Friday link dispatch 01

On one of my blogs, there used to be automatically generated link posts via Delicious.com. The method was never very reliable, and I abandoned it as it was never updated from its rather basic functionality. In particular, every single link I saved on Delicious.com was re-posted (instead of, say, just the links marked with a “post-me” tag). But I miss the link roundups. So let’s bring them back.

How to choose appropriate terminology when writing a historical novel. Which of the following words would you expect were not being used at all in the early 19th century, or had a markedly different sense than in today’s English: manipulate, blink, looped, conversationalist, knowledgeable, traipsing? The writer Marie Robinette Kowal, author of (among other works), Glamour in Glass, which is set in 1815, presents her anachronism-busting method. It involves extracting a word list from Jane Austen’s oeuvre and looking up each non-Austen word in the OED.  (Via Language Hat.)

Earliest know uses of some (many) of the words of mathematics and earliest known uses of some mathematical symbols:

FRACTAL. According to Franceschetti (p. 357):

In the winter of 1975, while he was preparing the manuscript of his first book, Mandelbrot thought about a name for his shapes. Looking into his son’s Latin dictionary, he came across the adjective fractus, from the verb frangere, meaning “to break.” He decided to name his shapes “fractals.”

Fractal appears in 1975 in Les Objets fractals: Forme, hasard, et dimension by Benoit Mandelbrot (1924- ). The title was translated as Fractals: Form, Chance, and Dimension (1977).

These pages, which must have been around for some time, are the work of Jeff Miller. Full of historical, lexical and typographical information and rich in references.

Tai, Chen-To: A historical study of vector analysis. I’m reviewing some of the maths I knew 15 years ago (gracious, am I rusty!) and came across this 1995 paper (available as a PDF file),which is even geekier (and certainly more specialized) than the pages in the previous link. It presumes familiarity with the subject of vector analysis as taught to math, physics or engineering students in their first years and covers historical texts mostly from mathematics and electromagnetism with respect to the notation of the derivatives (gradient, divergence, curl), with or without the Nabla operator ∇ (also called del). The author is opinionated and also has a second text, A Survey of the Improper Uses of ∇ in Vector Analysis.

Personal names around the world. A short but useful page from the World Wide Web Consortium.

People who create web forms, databases, or ontologies are often unaware how different people’s names can be in other countries.
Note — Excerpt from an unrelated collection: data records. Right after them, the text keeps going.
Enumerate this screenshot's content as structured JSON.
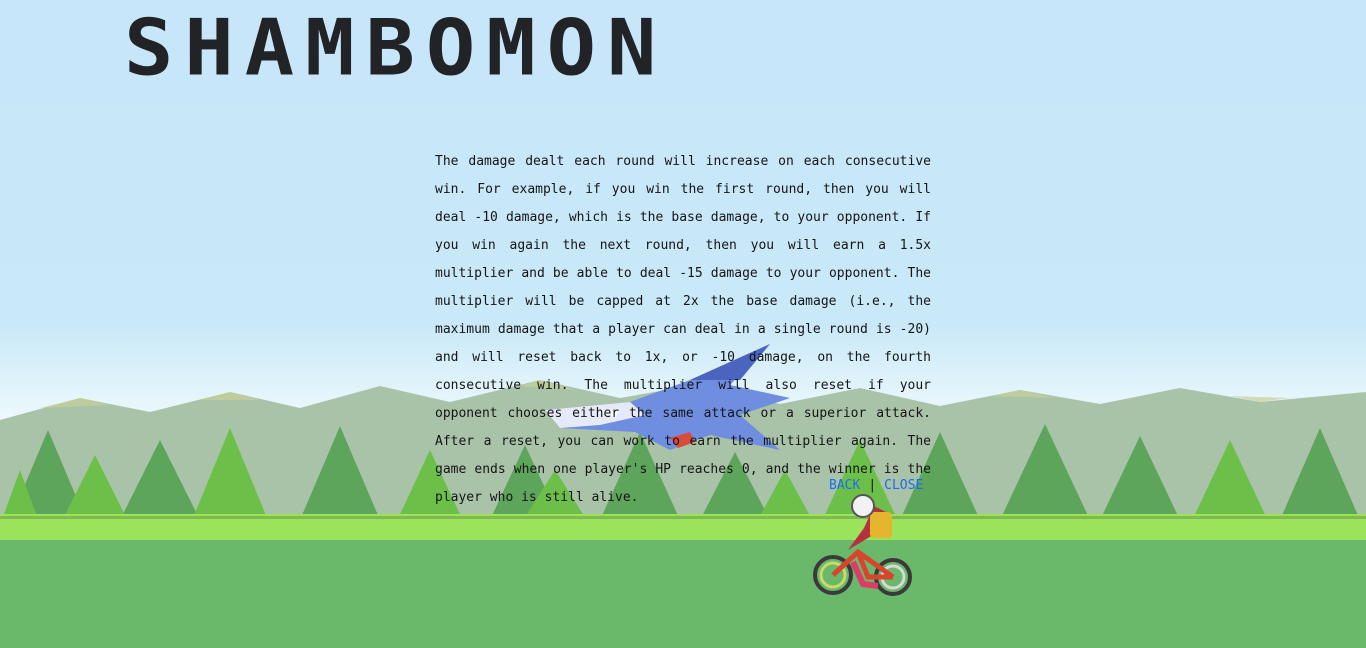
{
  "title": "SHAMBOMON",
  "rules_text": "The damage dealt each round will increase on each consecutive win. For example, if you win the first round, then you will deal -10 damage, which is the base damage, to your opponent. If you win again the next round, then you will earn a 1.5x multiplier and be able to deal -15 damage to your opponent. The multiplier will be capped at 2x the base damage (i.e., the maximum damage that a player can deal in a single round is -20) and will reset back to 1x, or -10 damage, on the fourth consecutive win. The multiplier will also reset if your opponent chooses either the same attack or a superior attack. After a reset, you can work to earn the multiplier again. The game ends when one player's HP reaches 0, and the winner is the player who is still alive.",
  "nav": {
    "back_label": "BACK",
    "separator": "|",
    "close_label": "CLOSE"
  },
  "colors": {
    "sky": "#c7e6f9",
    "mountains": "#a9c3a8",
    "trees_dark": "#5ea55c",
    "trees_light": "#6cc04a",
    "grass_top": "#9be35a",
    "grass": "#6ab86a",
    "link": "#1c6cf0",
    "title": "#222326"
  },
  "sprites": {
    "dragon": "latios-sprite",
    "rider": "bicycle-rider-sprite"
  }
}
They build their forms or databases in a way that assumes too much on the part of foreign users. This article will first introduce you to some of the different styles used for personal names, and then some of the possible implications for handling those on the Web.

(Hat tip: Pat Hall on Facebook.)

Google’s h mystery

A few days ago, my friend Melinda Shore, who knows I’m interested in internationalization, sent me a screenshot from the search bar of her Safari browser. It is a drop-down list of search suggestions provided by Google just after typing the letter h:

Safari search bar Google suggestions
Safari search bar Google suggestions

The top suggestion is a mess:

  1. What does it mean?
  2. Why is it a legitimate search suggestion for the letter h? (If it is.)
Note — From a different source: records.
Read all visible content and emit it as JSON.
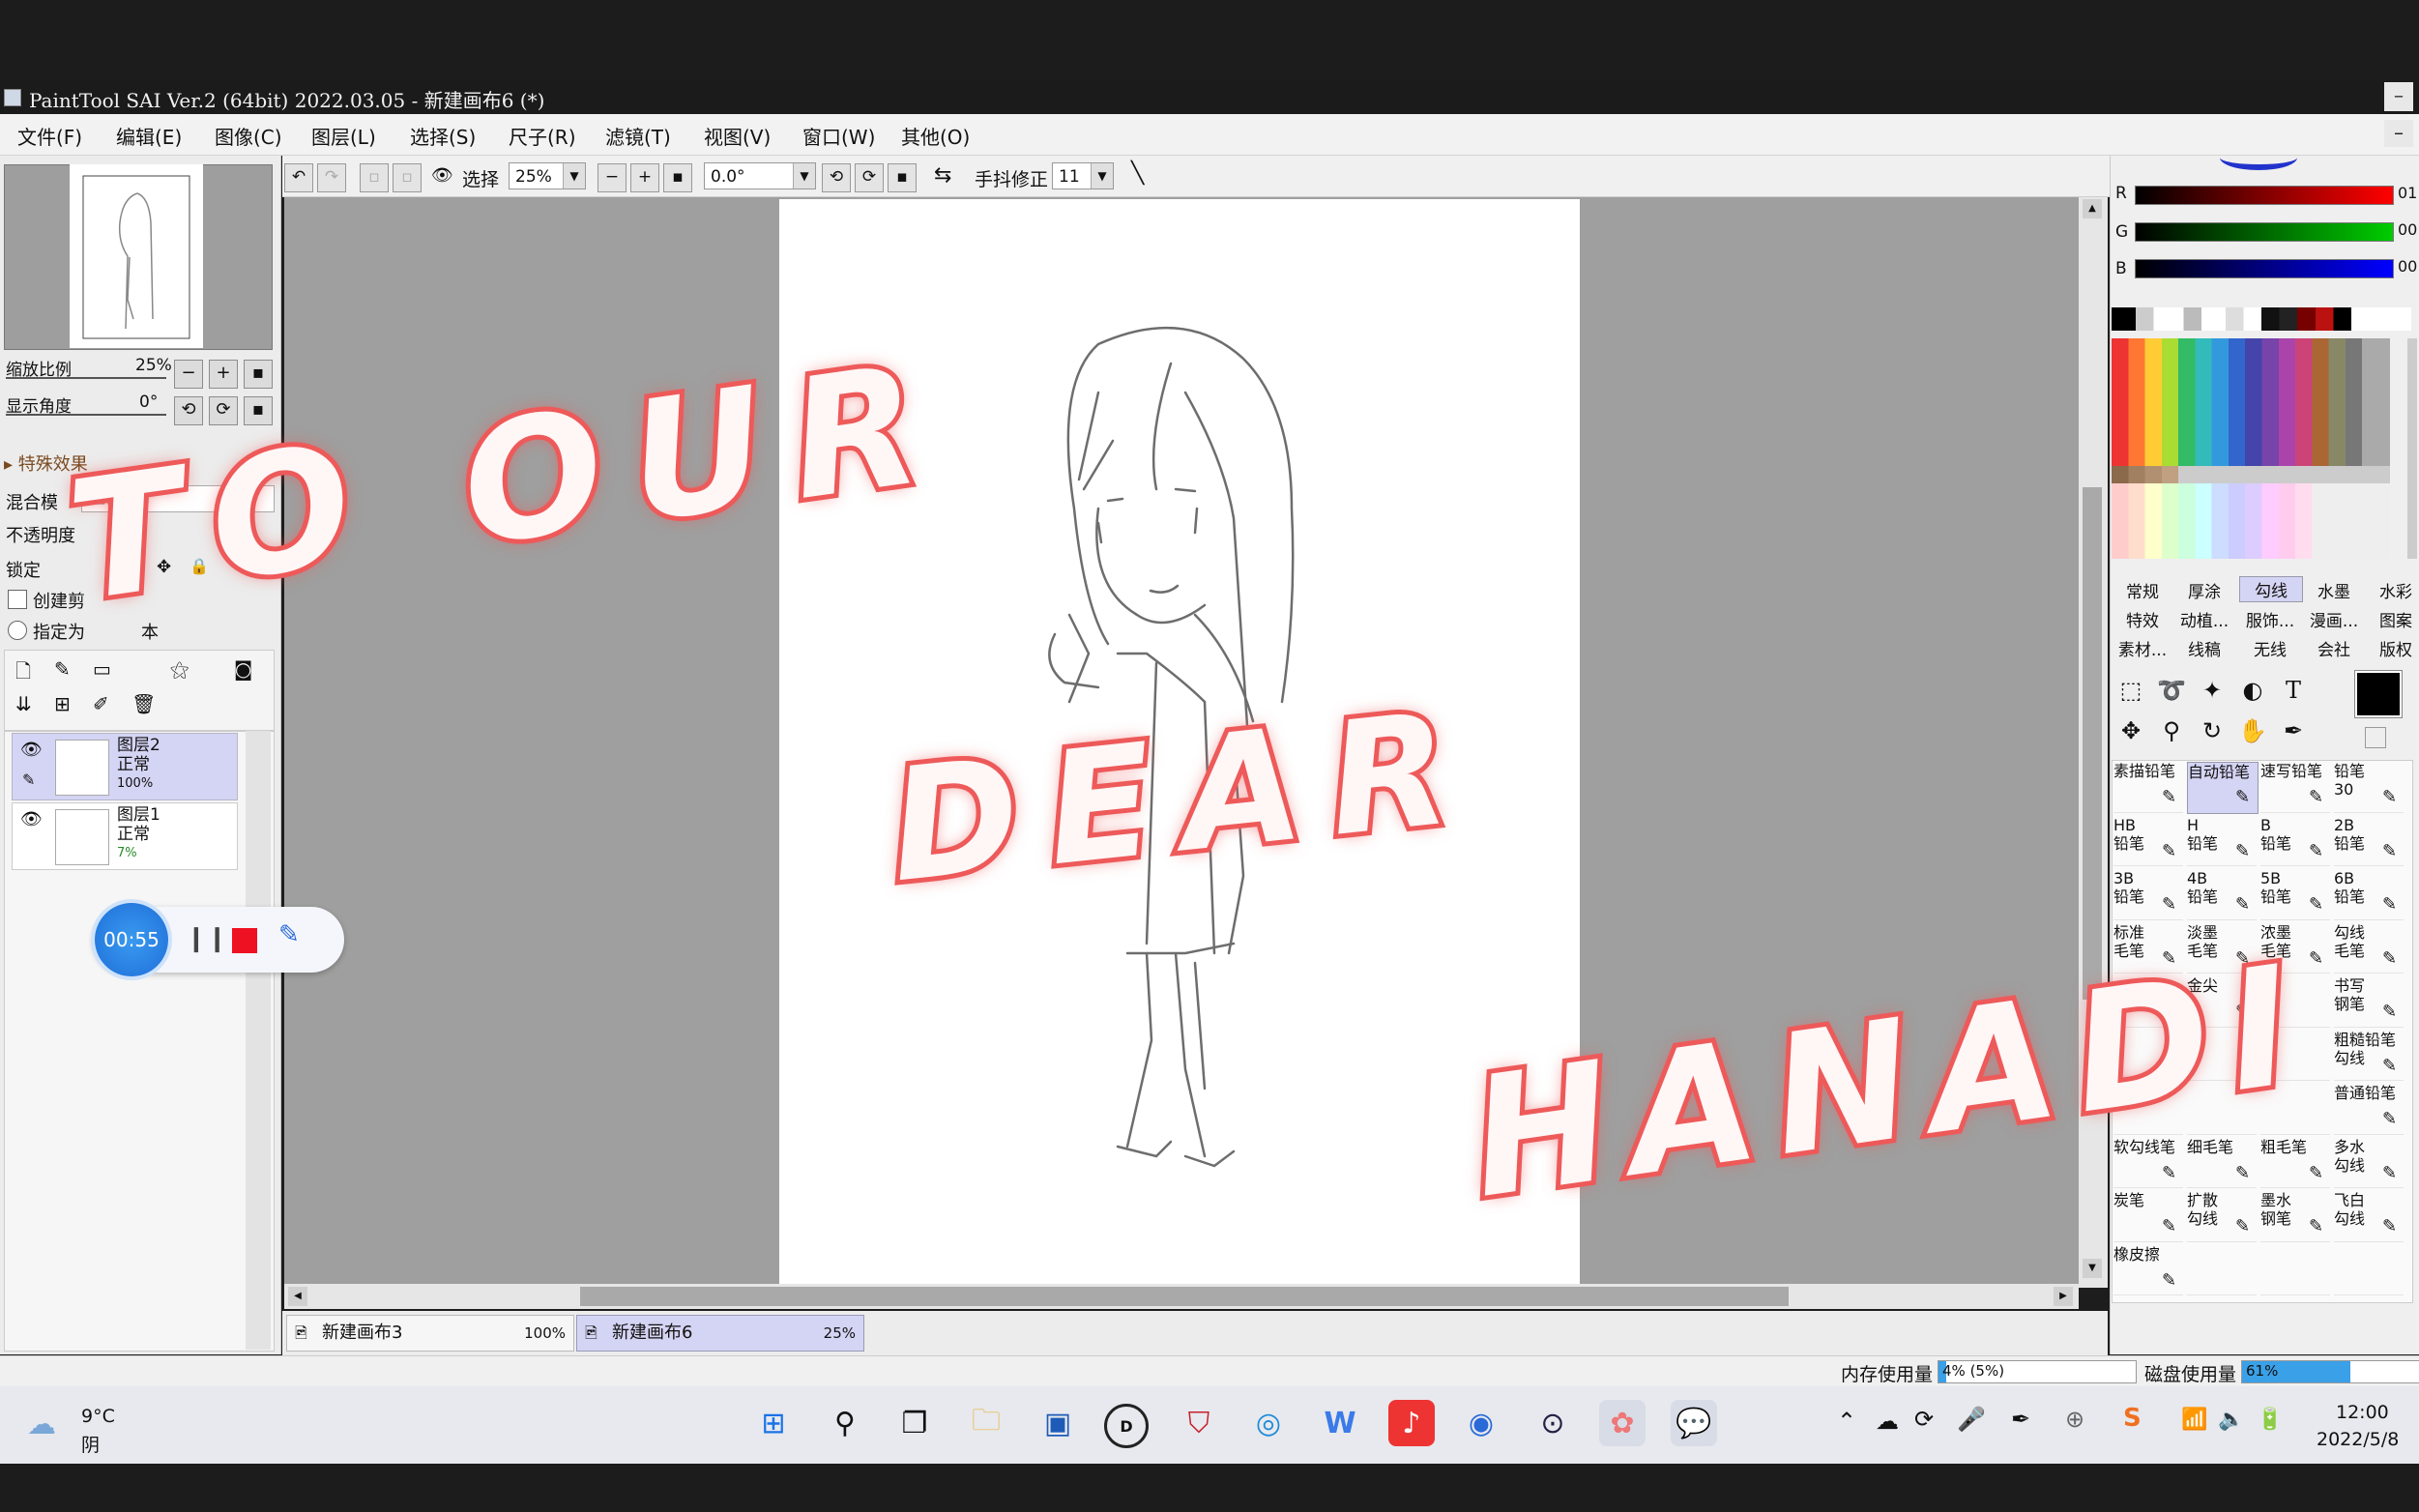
{
  "window": {
    "title": "PaintTool SAI Ver.2 (64bit) 2022.03.05 - 新建画布6 (*)"
  },
  "menu": [
    "文件(F)",
    "编辑(E)",
    "图像(C)",
    "图层(L)",
    "选择(S)",
    "尺子(R)",
    "滤镜(T)",
    "视图(V)",
    "窗口(W)",
    "其他(O)"
  ],
  "navigator": {
    "zoom_label": "缩放比例",
    "zoom_value": "25%",
    "angle_label": "显示角度",
    "angle_value": "0°"
  },
  "layer_props": {
    "effects": "特殊效果",
    "blend": "混合模",
    "blend_value": "正常",
    "opacity": "不透明度",
    "opacity_value": "1",
    "lock": "锁定",
    "clip": "创建剪",
    "designate": "指定为",
    "designate_suffix": "本"
  },
  "layers": [
    {
      "name": "图层2",
      "mode": "正常",
      "opacity": "100%"
    },
    {
      "name": "图层1",
      "mode": "正常",
      "opacity": "7%"
    }
  ],
  "recorder": {
    "time": "00:55"
  },
  "toolbar": {
    "select_label": "选择",
    "zoom": "25%",
    "angle": "0.0°",
    "stabilizer_label": "手抖修正",
    "stabilizer_value": "11"
  },
  "doc_tabs": [
    {
      "name": "新建画布3",
      "zoom": "100%"
    },
    {
      "name": "新建画布6",
      "zoom": "25%"
    }
  ],
  "rgb": [
    {
      "label": "R",
      "value": "01"
    },
    {
      "label": "G",
      "value": "00"
    },
    {
      "label": "B",
      "value": "00"
    }
  ],
  "brush_tabs": [
    [
      "常规",
      "厚涂",
      "勾线",
      "水墨",
      "水彩"
    ],
    [
      "特效",
      "动植...",
      "服饰...",
      "漫画...",
      "图案"
    ],
    [
      "素材...",
      "线稿",
      "无线",
      "会社",
      "版权"
    ]
  ],
  "brush_tools": [
    [
      "素描铅笔",
      "自动铅笔",
      "速写铅笔",
      "铅笔\n30"
    ],
    [
      "HB\n铅笔",
      "H\n铅笔",
      "B\n铅笔",
      "2B\n铅笔"
    ],
    [
      "3B\n铅笔",
      "4B\n铅笔",
      "5B\n铅笔",
      "6B\n铅笔"
    ],
    [
      "标准\n毛笔",
      "淡墨\n毛笔",
      "浓墨\n毛笔",
      "勾线\n毛笔"
    ],
    [
      "",
      "金尖",
      "",
      "书写\n钢笔"
    ],
    [
      "",
      "",
      "",
      "粗糙铅笔\n勾线"
    ],
    [
      "",
      "",
      "",
      "普通铅笔"
    ],
    [
      "软勾线笔",
      "细毛笔",
      "粗毛笔",
      "多水\n勾线"
    ],
    [
      "炭笔",
      "扩散\n勾线",
      "墨水\n钢笔",
      "飞白\n勾线"
    ],
    [
      "橡皮擦",
      "",
      "",
      ""
    ]
  ],
  "status": {
    "mem_label": "内存使用量",
    "mem_value": "4% (5%)",
    "disk_label": "磁盘使用量",
    "disk_value": "61%"
  },
  "taskbar": {
    "weather_temp": "9°C",
    "weather_desc": "阴",
    "time": "12:00",
    "date": "2022/5/8"
  },
  "overlay": {
    "line1": "TO OUR",
    "line2": "DEAR",
    "line3": "HANADI"
  },
  "colors": {
    "accent": "#ee5a5a",
    "selection": "#d4d4f4",
    "canvas_bg": "#9f9f9f"
  }
}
Regarding 1., the search suggestion in Firefox is nearly identical, but I cannot reproduce the effect in Google’s own browser Chrome or on the search page directly. In the Safari example, we’re dealing with an odd mix of regular character strings (6.626068, 10, sup, -34), numeric HTML (or XML) entities (×) and raw Unicode-escaped characters that you might find in Python, C or Java source code (\u003C, \u003E). Let’s decode the second and third type of components:

  • \u003C and \u003E simply represent the Unicode code points U+003C and U+003E: the less-than and the greater-than signs < and >.
  • &#215; is U+00D7 MULTIPLICATION SIGN: ×

Putting it together, we get the already much more user-friendly form

6.626068 × 10<sup>-34

or, completing and resolving the HTML: 6.626068 × 10-34.
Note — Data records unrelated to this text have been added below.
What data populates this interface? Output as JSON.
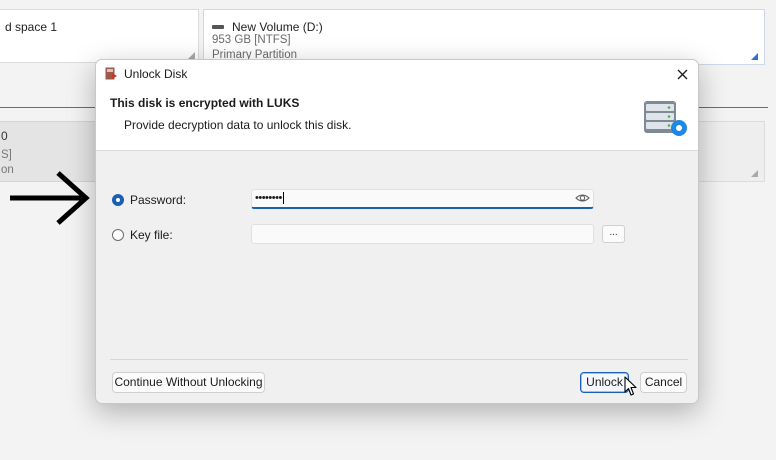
{
  "background": {
    "partition_left": {
      "name": "d space 1"
    },
    "volume": {
      "name": "New Volume (D:)",
      "size": "953 GB [NTFS]",
      "type": "Primary Partition"
    },
    "partition_left2": {
      "line1": "0",
      "line2": "S]",
      "line3": "on"
    }
  },
  "dialog": {
    "title": "Unlock Disk",
    "close_glyph": "✕",
    "header_title": "This disk is encrypted with LUKS",
    "header_subtitle": "Provide decryption data to unlock this disk.",
    "password_label": "Password:",
    "password_value": "••••••••",
    "keyfile_label": "Key file:",
    "keyfile_value": "",
    "browse_label": "...",
    "continue_label": "Continue Without Unlocking",
    "unlock_label": "Unlock",
    "cancel_label": "Cancel"
  },
  "colors": {
    "accent": "#1a5fb4",
    "selection_outline": "#2f6fd0"
  },
  "icons": [
    "app-icon",
    "close-icon",
    "server-key-icon",
    "eye-icon",
    "arrow-icon",
    "mouse-cursor-icon",
    "drive-icon"
  ]
}
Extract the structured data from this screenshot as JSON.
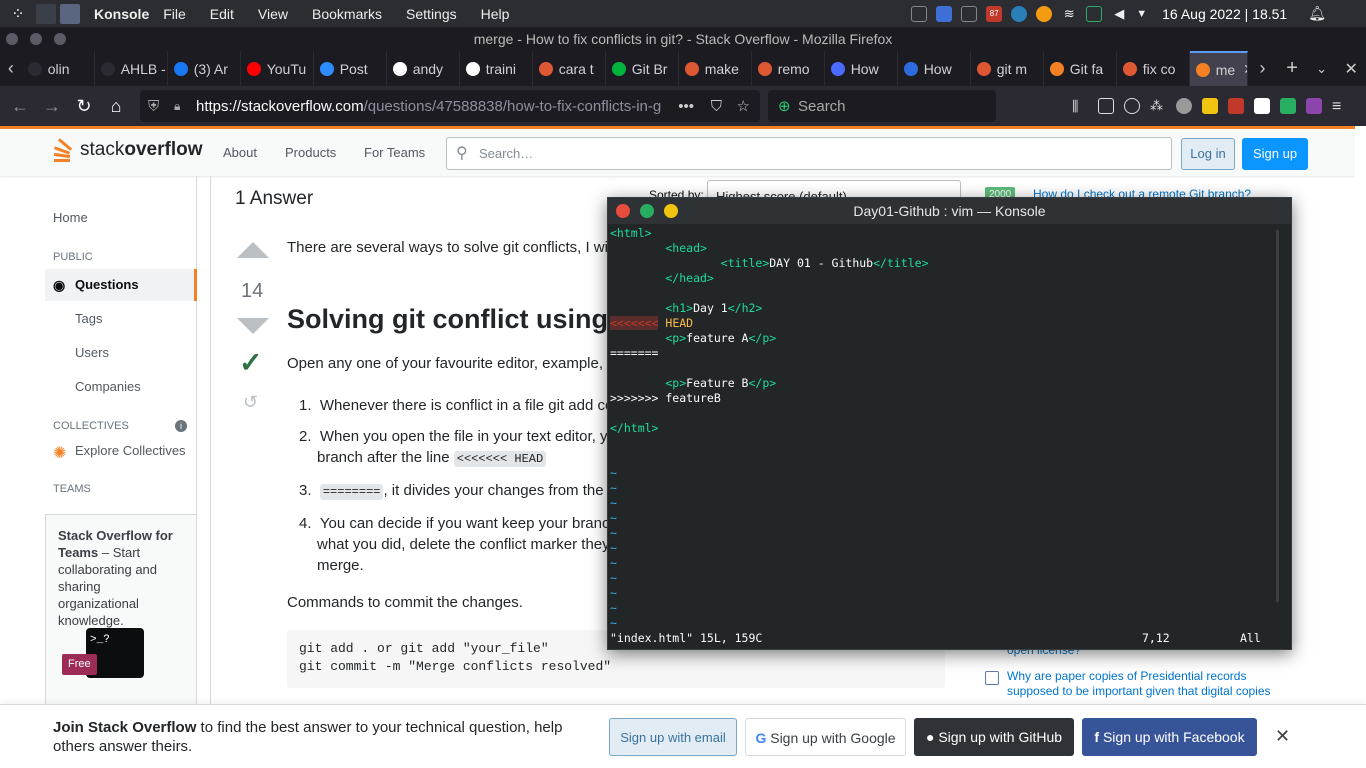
{
  "panel": {
    "app": "Konsole",
    "menu": [
      "File",
      "Edit",
      "View",
      "Bookmarks",
      "Settings",
      "Help"
    ],
    "battery": "87",
    "clock": "16 Aug 2022 | 18.51"
  },
  "firefox": {
    "title": "merge - How to fix conflicts in git? - Stack Overflow - Mozilla Firefox",
    "tabs": [
      {
        "label": "olin",
        "color": "#2b2a33"
      },
      {
        "label": "AHLB - B",
        "color": "#2b2a33"
      },
      {
        "label": "(3) Ar",
        "color": "#1877f2"
      },
      {
        "label": "YouTu",
        "color": "#ff0000"
      },
      {
        "label": "Post",
        "color": "#2d8cff"
      },
      {
        "label": "andy",
        "color": "#ffffff"
      },
      {
        "label": "traini",
        "color": "#ffffff"
      },
      {
        "label": "cara t",
        "color": "#de5833"
      },
      {
        "label": "Git Br",
        "color": "#00b33c"
      },
      {
        "label": "make",
        "color": "#de5833"
      },
      {
        "label": "remo",
        "color": "#de5833"
      },
      {
        "label": "How",
        "color": "#4b6aff"
      },
      {
        "label": "How",
        "color": "#2d6cdf"
      },
      {
        "label": "git m",
        "color": "#de5833"
      },
      {
        "label": "Git fa",
        "color": "#f48225"
      },
      {
        "label": "fix co",
        "color": "#de5833"
      },
      {
        "label": "me",
        "color": "#f48225"
      }
    ],
    "url_host": "https://stackoverflow.com",
    "url_path": "/questions/47588838/how-to-fix-conflicts-in-g",
    "search_placeholder": "Search"
  },
  "so": {
    "logo_a": "stack",
    "logo_b": "overflow",
    "nav": [
      "About",
      "Products",
      "For Teams"
    ],
    "search_placeholder": "Search…",
    "login": "Log in",
    "signup": "Sign up",
    "left": {
      "home": "Home",
      "public": "PUBLIC",
      "questions": "Questions",
      "tags": "Tags",
      "users": "Users",
      "companies": "Companies",
      "collectives": "COLLECTIVES",
      "explore": "Explore Collectives",
      "teams": "TEAMS",
      "teams_title": "Stack Overflow for Teams",
      "teams_body": " – Start collaborating and sharing organizational knowledge.",
      "free": "Free"
    },
    "answer": {
      "count": "1 Answer",
      "sorted_by": "Sorted by:",
      "sort_value": "Highest score (default)",
      "votes": "14",
      "intro": "There are several ways to solve git conflicts, I wi",
      "heading": "Solving git conflict using",
      "open": "Open any one of your favourite editor, example,",
      "steps": [
        "Whenever there is conflict in a file git add co",
        "When you open the file in your text editor, yo",
        ", it divides your changes from the",
        "You can decide if you want keep your branc"
      ],
      "step2b": "branch after the line ",
      "step2code": "<<<<<<< HEAD",
      "step3code": "========",
      "step4b": "what you did, delete the conflict marker they",
      "step4c": "merge.",
      "commands": "Commands to commit the changes.",
      "code1": "git add . or git add \"your_file\"",
      "code2": "git commit -m \"Merge conflicts resolved\""
    },
    "right": {
      "q1": "How do I check out a remote Git branch?",
      "q1score": "2000",
      "q2": "open license?",
      "q3": "Why are paper copies of Presidential records supposed to be important given that digital copies"
    },
    "banner": {
      "bold": "Join Stack Overflow",
      "rest": " to find the best answer to your technical question, help others answer theirs.",
      "email": "Sign up with email",
      "google": "Sign up with Google",
      "github": "Sign up with GitHub",
      "facebook": "Sign up with Facebook"
    }
  },
  "konsole": {
    "title": "Day01-Github : vim — Konsole",
    "lines": {
      "l1": "<html>",
      "l2": "        <head>",
      "l3a": "                <title>",
      "l3b": "DAY 01 - Github",
      "l3c": "</title>",
      "l4": "        </head>",
      "l5a": "        <h1>",
      "l5b": "Day 1",
      "l5c": "</h2>",
      "l6a": "<<<<<<<",
      "l6b": " HEAD",
      "l7a": "        <p>",
      "l7b": "feature A",
      "l7c": "</p>",
      "l8": "=======",
      "l9a": "        <p>",
      "l9b": "Feature B",
      "l9c": "</p>",
      "l10": ">>>>>>> featureB",
      "l11": "</html>"
    },
    "status_left": "\"index.html\" 15L, 159C",
    "status_pos": "7,12",
    "status_all": "All"
  }
}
Once I realized this, my physics training kicked in and the answer to 2. became clearer – Planck’s constant, abbreviated as h,  has the value of 6.62606889 × 10-34 J s (or m2 kg / s). This is not the result of injecting broken text into the search engine results, but a feature of Google’s calculator. Typing “G” into the browser’s search bar also yields similar semi-numeric character salad, while the results for “c“, “e” or “pi” are much more legible.

Still, the entire story raises questions about intent and execution. This is not really an internationalization issue because the form of those physical and mathematical constants is largely invariant by convention. Yet, the tools of internationalization — HTML entities, Unicode code point escapes — have leaked into scientific character display, too. Internationalization is a user interface (usability, user experience) issue [1].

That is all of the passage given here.